[FOM] Godel's Theorems

[Timothy Bays]

Harvey,

FWIW, I take it that the answers to 1 and 4 are pretty obviously "yes." 
  I would guess that anyone who says "no" does so for the reasons hinted 
at in your 2---i.e., they don't like to equate the intuitive notion 
"true" with any of the formal definitions mathematicians use to specify 
this notion.

Best -- Tim

On Tuesday, April 29, 2003, at 08:55  PM, Harvey Friedman wrote:

> I looked at
>
> On Floyd and Putnam on Wittgenstein on Godel,  
> http://www.nd.edu/~tbays/papers/
>
> and
>
> http://staff.washington.edu/dalexand/Putnam%20Readings/Notorious.pdf
>
> I have some specific questions. Let PA be the usual Peano Arithmetic.
> Consider the claim
>
> *) there is a true sentence in the language of PA which is not 
> provable in PA.
>
> 1. Conventional wisdom is that this is now a fully established
> theorem of mathematics (or ordinary mathematics as currently
> practiced by the overwhelming majority of mathematicians).
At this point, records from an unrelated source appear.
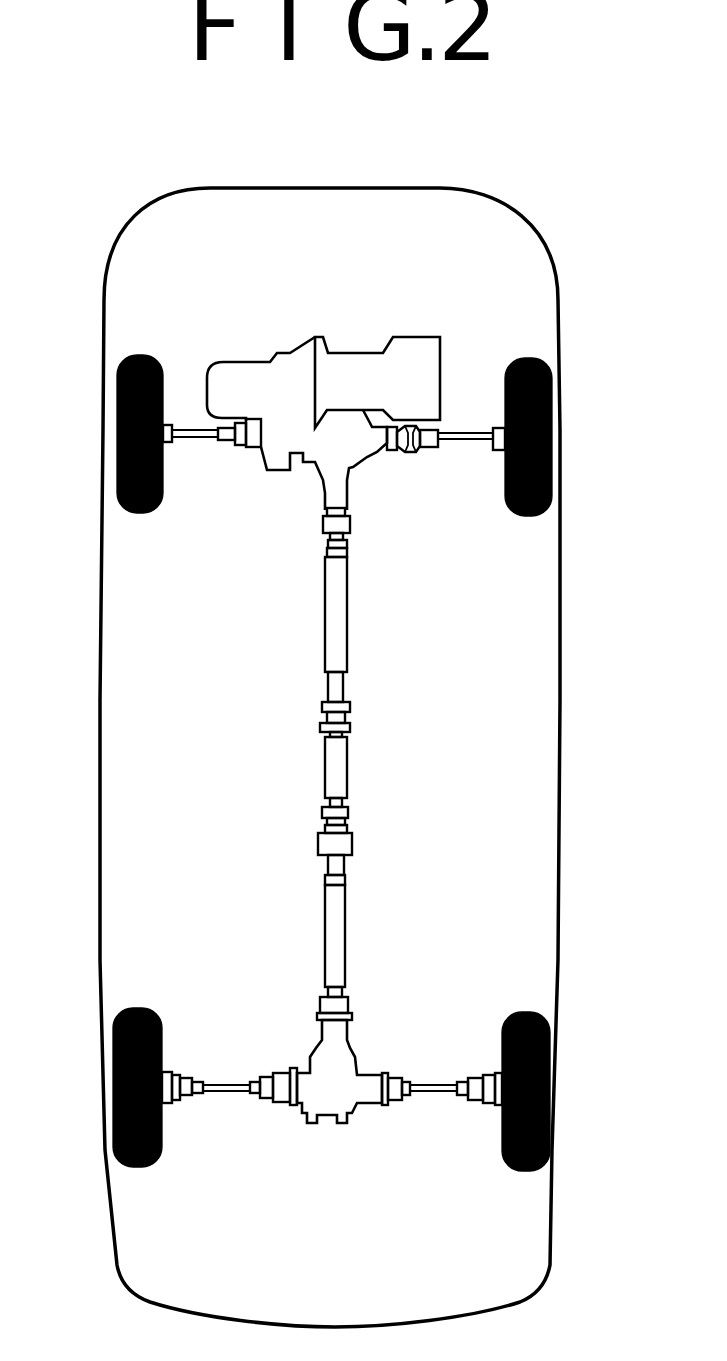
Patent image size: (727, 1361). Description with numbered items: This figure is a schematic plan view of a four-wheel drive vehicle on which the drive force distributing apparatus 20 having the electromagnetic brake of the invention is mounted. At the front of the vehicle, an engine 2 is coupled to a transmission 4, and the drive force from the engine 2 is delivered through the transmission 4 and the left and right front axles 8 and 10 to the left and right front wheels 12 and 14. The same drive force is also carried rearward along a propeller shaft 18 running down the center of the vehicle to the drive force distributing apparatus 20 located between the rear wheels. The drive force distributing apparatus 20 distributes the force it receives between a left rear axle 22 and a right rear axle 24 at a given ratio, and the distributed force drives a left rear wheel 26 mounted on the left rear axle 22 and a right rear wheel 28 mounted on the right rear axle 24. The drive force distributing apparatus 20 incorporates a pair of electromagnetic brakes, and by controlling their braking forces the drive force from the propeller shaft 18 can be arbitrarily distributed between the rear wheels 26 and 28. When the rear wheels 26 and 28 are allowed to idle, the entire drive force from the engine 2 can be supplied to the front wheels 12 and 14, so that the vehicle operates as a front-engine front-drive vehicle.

The engine 2 is at (366, 357).
The transmission 4 is at (251, 368).
The left front axle 8 is at (200, 437).
The right front axle 10 is at (460, 445).
The left front wheel 12 is at (117, 435).
The right front wheel 14 is at (553, 437).
The propeller shaft 18 is at (345, 772).
The drive force distributing apparatus 20 is at (366, 1052).
The left rear axle 22 is at (228, 1088).
The right rear axle 24 is at (435, 1093).
The left rear wheel 26 is at (113, 1088).
The right rear wheel 28 is at (552, 1085).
Is there
> agreement on this?
>
> 2. For those who do not agree, do they believe that *) is not a
> mathematical statement capable of mathematical proof? E.g., this
> could be on the grounds that they do not accept the usual
> mathematical definition of "true sentence in the language of PA".
>
> 3. For those who believe that *) is a mathematical statement capable
> of mathematical proof, but do not agree with 1. Do you see a flawed
> step in the mathematical proof of *)? E.g., that it uses some
> questionable inductions and/or definitions by recursion.
>
> On a related but separate, matter,
>
> 4. Conventional wisdom is that the establishing of *) would be a very
> major event in philosophy of mathematics and/or foundations of
> mathematics. Do you agree with this?
>
> 5. For those who do not agree with 4, please elaborate.